1. Field of the Invention
The present invention relates to the field of backlight driving of liquid crystal display, and in particular to an LED (Light-Emitting Diode) backlight drive circuit that helps reduce the size of an LED constant-current driving chip.
2. The Related Arts
Nowadays, science and technology are in rapid progress and various innovated information devices are available in the market to suit the needs of general people. In early days, displaying devices are mostly CRD (Cathode Ray Tube) displays, which have a bulky size and consumes a large amount of electrical power and generate radiation so that long term use of the displays is hazardous to body health for users. Thus, the displays that are currently available in the market are gradually switched from liquid crystal displays (LCDs) that substitute the CRT displays used in early days.
LCDs have a variety of advantages, such as thin device body, low power consumption, and being free of radiation, and are thus widely used. Most of the LCDs that are currently available in the market are backlighting LCDs, which comprise a liquid crystal panel and a backlight module. The operation principle of the liquid crystal panel is that liquid crystal molecules are interposed between two parallel glass substrates and a drive voltage is applied to the two glass substrates to control the liquid crystal molecules to change direction in order to refract out light emitting from the backlight module for generating images. Since the liquid crystal panel itself does not emit light, light must be provided by the backlight module in order to normally display images. Thus, the backlight module is one of the key components of an LCD. The backlight module can be classified in two types, namely side-edge backlight module and direct backlight module, according to the location where light gets incident. The direct backlight module comprises a light source, such as a cold cathode fluorescent lamp (CCFL) or a light-emitting diode (LED), which is arranged at the back side of the liquid crystal panel to form a planar light source that directly provides lighting to the liquid crystal panel. The side-edge backlight module comprises a backlighting source of an LED light bar arranged at an edge of a backplane that is located rearward of one side of the liquid crystal panel. The LED light bar emits light that enters a light guide plate (LGP) through a light incident face of the light guide plate and is projected out through a light emergence face of the light guide plate, after being reflected and diffused, to thereby pass through an optic film assembly to form a planar light source for the liquid crystal display panel.

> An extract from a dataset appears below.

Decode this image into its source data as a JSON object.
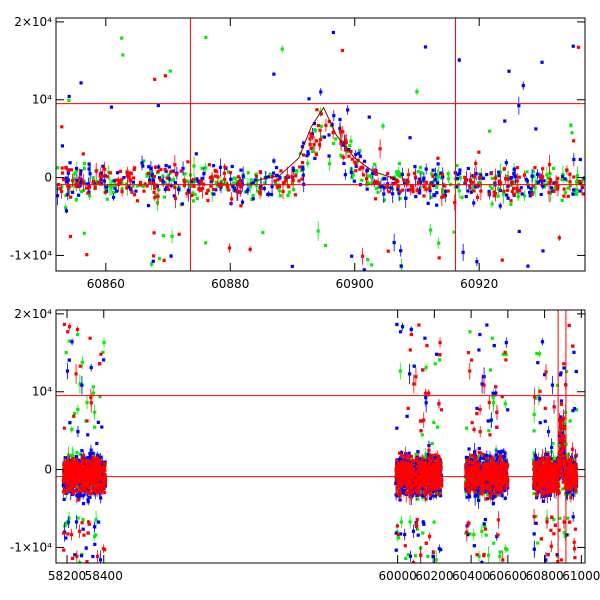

The backlight module comprises a backlight drive circuit that drives an LED light string to emit light so as to provide the backlighting. A conventional backlight drive circuit comprises an LED constant-current driving chip. The LED constant-current driving chip comprises an output over-voltage protection function, whereby when open-circuit of the LED string happens in the circuit, the LED constant-current driving chip detects zero voltage at a negative terminal of the LED light string and the LED constant-current driving chip determines that this is caused by insufficiency of output voltage and will increase the duty ratio of drive signal supplied to MOS transistors. The greater the duty ratio is, the greater the output voltage of the backlight drive circuit will be. Consequently, the output voltage rises. Since the LED light string is open-circuited, the LED constant-current driving chip detects no voltage at the negative terminal of the LED light string and will control the output voltage to unlimitedly rise. If no output over-voltage protection function is provided, the output voltage will get up continuously and will then exceed the durable voltage of the components in a back-side circuit. The components will be break through and even a fire will be caused, resulting in risk of operation safety.

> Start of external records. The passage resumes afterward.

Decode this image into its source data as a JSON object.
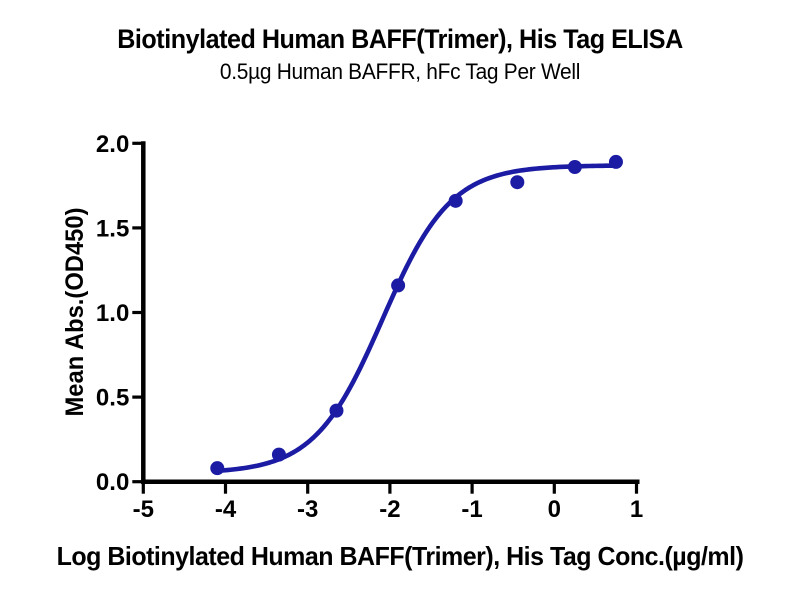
{
  "header": {
    "title": "Biotinylated Human BAFF(Trimer), His Tag ELISA",
    "subtitle": "0.5µg Human BAFFR, hFc Tag Per Well"
  },
  "chart_data": {
    "type": "scatter",
    "title": "Biotinylated Human BAFF(Trimer), His Tag ELISA",
    "subtitle": "0.5µg Human BAFFR, hFc Tag Per Well",
    "xlabel": "Log Biotinylated Human BAFF(Trimer), His Tag Conc.(µg/ml)",
    "ylabel": "Mean Abs.(OD450)",
    "xlim": [
      -5,
      1
    ],
    "ylim": [
      0,
      2
    ],
    "x_ticks": [
      -5,
      -4,
      -3,
      -2,
      -1,
      0,
      1
    ],
    "y_ticks": [
      0,
      0.5,
      1,
      1.5,
      2
    ],
    "x_tick_labels": [
      "-5",
      "-4",
      "-3",
      "-2",
      "-1",
      "0",
      "1"
    ],
    "y_tick_labels": [
      "0.0",
      "0.5",
      "1.0",
      "1.5",
      "2.0"
    ],
    "grid": false,
    "legend": "none",
    "series": [
      {
        "name": "Biotinylated Human BAFF(Trimer), His Tag",
        "marker": "circle",
        "x": [
          -4.1,
          -3.35,
          -2.65,
          -1.9,
          -1.2,
          -0.45,
          0.25,
          0.75
        ],
        "y": [
          0.08,
          0.16,
          0.42,
          1.16,
          1.66,
          1.77,
          1.86,
          1.89
        ]
      }
    ],
    "fit_curve": {
      "model": "4PL",
      "bottom": 0.05,
      "top": 1.87,
      "log_ec50": -2.09,
      "hill": 1.05
    }
  },
  "style": {
    "curve_color": "#1b1ba3",
    "marker_color": "#1b1ba3",
    "axis_color": "#000000",
    "text_color": "#000000",
    "background": "#ffffff"
  }
}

As shown in FIG. 1, an LED constant-current driving chip 10 comprises an output over-voltage protection module 12 that is integrated inside the LED constant-current driving chip 10. The LED constant-current driving chip 10 contains therein a comparator 14. The comparator 14 has a positive input connected to an over-voltage protection (OVP) pin of the LED constant-current driving chip 10 and a negative input connected to constant reference voltage V that is generated by the LED constant-current driving chip 10 when receiving application of electrical power thereto. When an abnormal rise of output voltage occurs, a detection voltage obtained through voltage division realized with resistors R10 and R20 is supplied to the OVP pin to compare with the constant reference voltage V that is supplied to the negative input of the comparator 14 within the LED constant-current driving chip 10. When the detected voltage is greater than the constant reference voltage V, the comparator 14 supplies an output of high level to activate the output over-voltage protection module 12 of the LED constant-current driving chip 10 and cut off a drive signal of a MOS transistor Q10, so that the output voltage of the backlight drive circuit is prevented from further rising and the components of circuits are protected from being broken by high voltage. However, the process shows the following drawbacks:                (1) OVP pin of the LED constant-current driving chip 10 is used and this is adverse to compaction and size reduction of LED constant-current driving chip 10.        (2) When shorting of the division resistor R10 or open-circuiting of the division voltage R20 occurs, the high output voltage will be directly applied to the LED constant-current driving chip 10 and thus damage the LED constant-current driving chip 10.